Review by Booklist Review
Virika Sameroo has been the perfect soldier. After her parents won the immigration lottery and secured passage to capital planet Invicta from Orinoco, a colonized planet of indentured servants forced to mine for resources, Virika has devoted her life to the Æerbot Empire. When the captain of her cargo vessel falls ill, Virika is promoted and becomes the first Exterran Antellean to hold such a position. What first appears to be the opportunity of a lifetime quickly turns lethal when Virika is charged with murder, sedition, and treason and sentenced to The Pit, an underground military prison located on a resource-depleted dwarf planet. With five lifetime sentences ahead of her, Virika's only focus is seeking revenge against those who framed her. Alluding to the Haitian Revolution, Palumbo's debut is a queer, anticolonialist space opera that revitalizes The Count of Monte Cristo. The pacing feels rushed at times, lacking the thorough storytelling of its inspiration. Nevertheless, readers of Rebecca Roanhorse and Becky Chambers will be invested in this Afrofuturist novella.

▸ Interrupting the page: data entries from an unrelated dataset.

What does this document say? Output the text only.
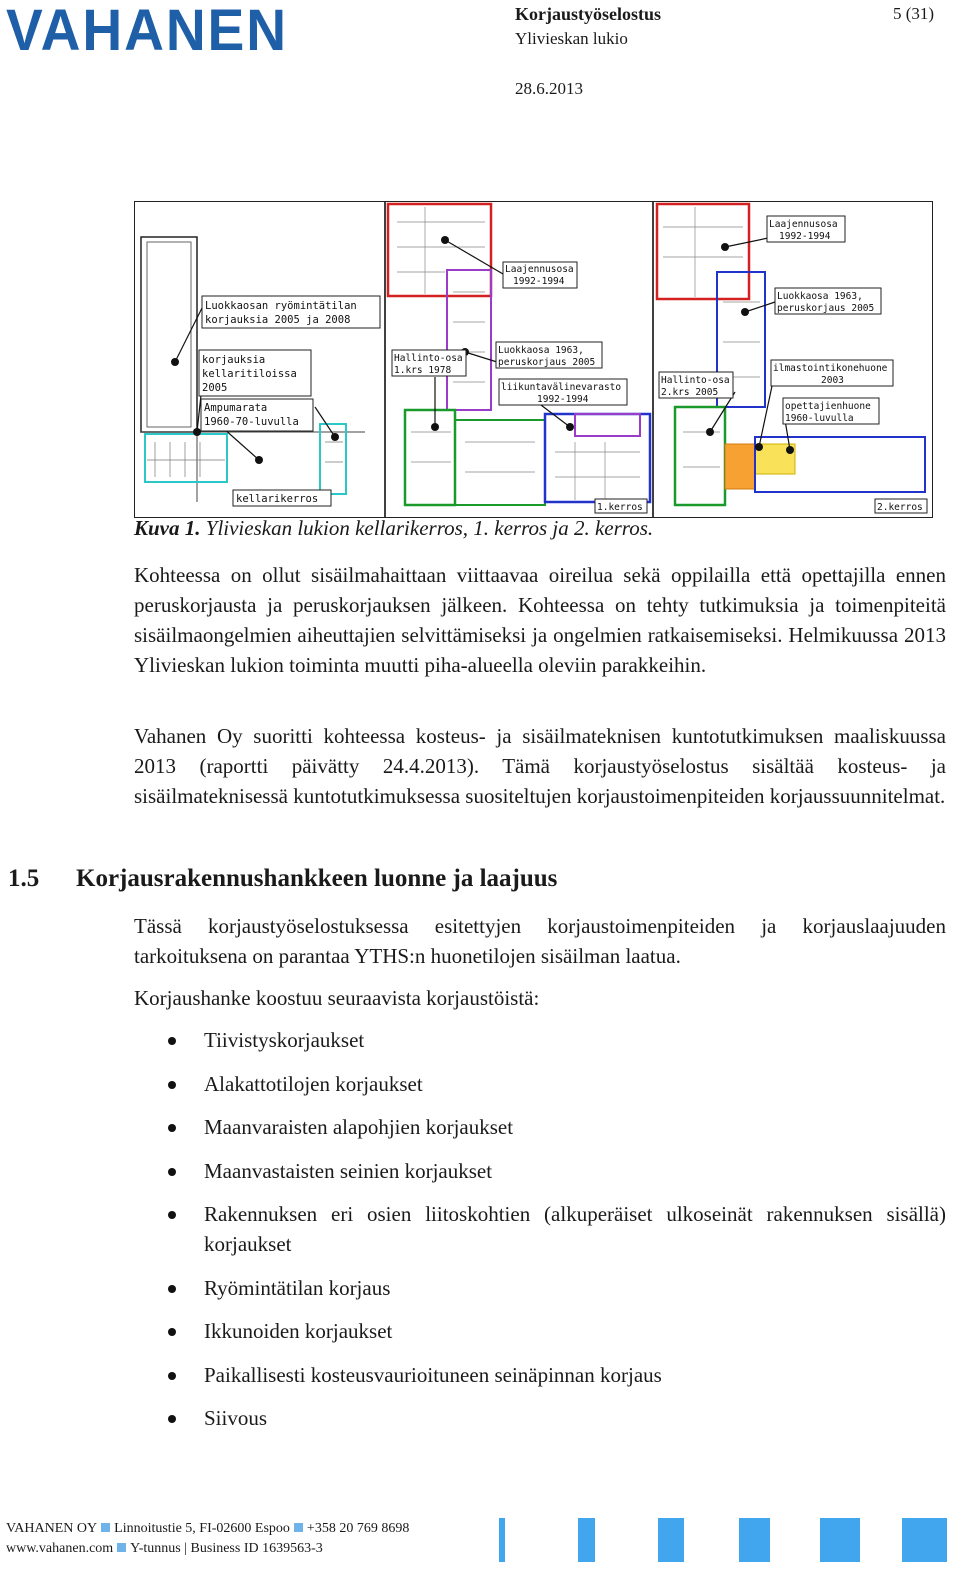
VAHANEN	Korjaustyöselostus
Ylivieskan lukio
28.6.2013
5 (31)
Luokkaosan ryömintätilan
korjauksia 2005 ja 2008
korjauksia
kellaritiloissa
2005
Ampumarata
1960-70-luvulla
kellarikerros
Laajennusosa
1992-1994
Hallinto-osa
1.krs 1978
Luokkaosa 1963,
peruskorjaus 2005
liikuntavälinevarasto
1992-1994
1.kerros
Laajennusosa
1992-1994
Luokkaosa 1963,
peruskorjaus 2005
ilmastointikonehuone
2003
Hallinto-osa
2.krs 2005
opettajienhuone
1960-luvulla
2.kerros
Kuva 1. Ylivieskan lukion kellarikerros, 1. kerros ja 2. kerros.
Kohteessa on ollut sisäilmahaittaan viittaavaa oireilua sekä oppilailla että opettajilla ennen peruskorjausta ja peruskorjauksen jälkeen. Kohteessa on tehty tutkimuksia ja toimenpiteitä sisäilmaongelmien aiheuttajien selvittämiseksi ja ongelmien ratkaisemiseksi. Helmikuussa 2013 Ylivieskan lukion toiminta muutti piha-alueella oleviin parakkeihin.
Vahanen Oy suoritti kohteessa kosteus- ja sisäilmateknisen kuntotutkimuksen maaliskuussa 2013 (raportti päivätty 24.4.2013). Tämä korjaustyöselostus sisältää kosteus- ja sisäilmateknisessä kuntotutkimuksessa suositeltujen korjaustoimenpiteiden korjaussuunnitelmat.
1.5 Korjausrakennushankkeen luonne ja laajuus
Tässä korjaustyöselostuksessa esitettyjen korjaustoimenpiteiden ja korjauslaajuuden tarkoituksena on parantaa YTHS:n huonetilojen sisäilman laatua.
Korjaushanke koostuu seuraavista korjaustöistä:
Tiivistyskorjaukset
Alakattotilojen korjaukset
Maanvaraisten alapohjien korjaukset
Maanvastaisten seinien korjaukset
Rakennuksen eri osien liitoskohtien (alkuperäiset ulkoseinät rakennuksen sisällä) korjaukset
Ryömintätilan korjaus
Ikkunoiden korjaukset
Paikallisesti kosteusvaurioituneen seinäpinnan korjaus
Siivous
VAHANEN OY Linnoitustie 5, FI-02600 Espoo +358 20 769 8698
www.vahanen.com Y-tunnus | Business ID 1639563-3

From Booklist, Copyright (c) American Library Association. Used with permission.
Review by Publisher's Weekly Review
This swashbuckling, planet-hopping riff on The Count of Monte Cristo from Palumbo (Skin Thief) follows Virika Sameroo, who, having emigrated as a child from the Exterran Antilles to Invicta, the capital planet of the Æerbot Empire, is determined to break through the poverty and prejudice that centuries of colonization have inflicted on her people. She becomes the first Exterran Antillean commissioned to an Æerbot spaceship, the Oestra--but as a woman and an Exterran, Virika is not trusted by her crew, and one officer in particular, Lieutenant Lyric, despises her for refusing his sexual advances. When Oestra's captain falls ill and puts Virika in command, she brings the ship home to visit her mother and her lover. Their reunion is cut short when the captain dies--and Virika is arrested for his murder. Wrongfully sentenced to life in prison, she plots revenge against the empire. After escaping, briefly joining a band of pirates, and taking on the sobriquet the Countess, she leads the Antilleans into a rebellion against Invicta. Palumbo's post-colonial space opera take on Dumas's novel moves at a whiplash-inducing pace. Evocative descriptions, especially of food, add texture, though a late twist disappoints. It's not perfect, but fans of speculative revamps of classics will find plenty to enjoy. (Sept.)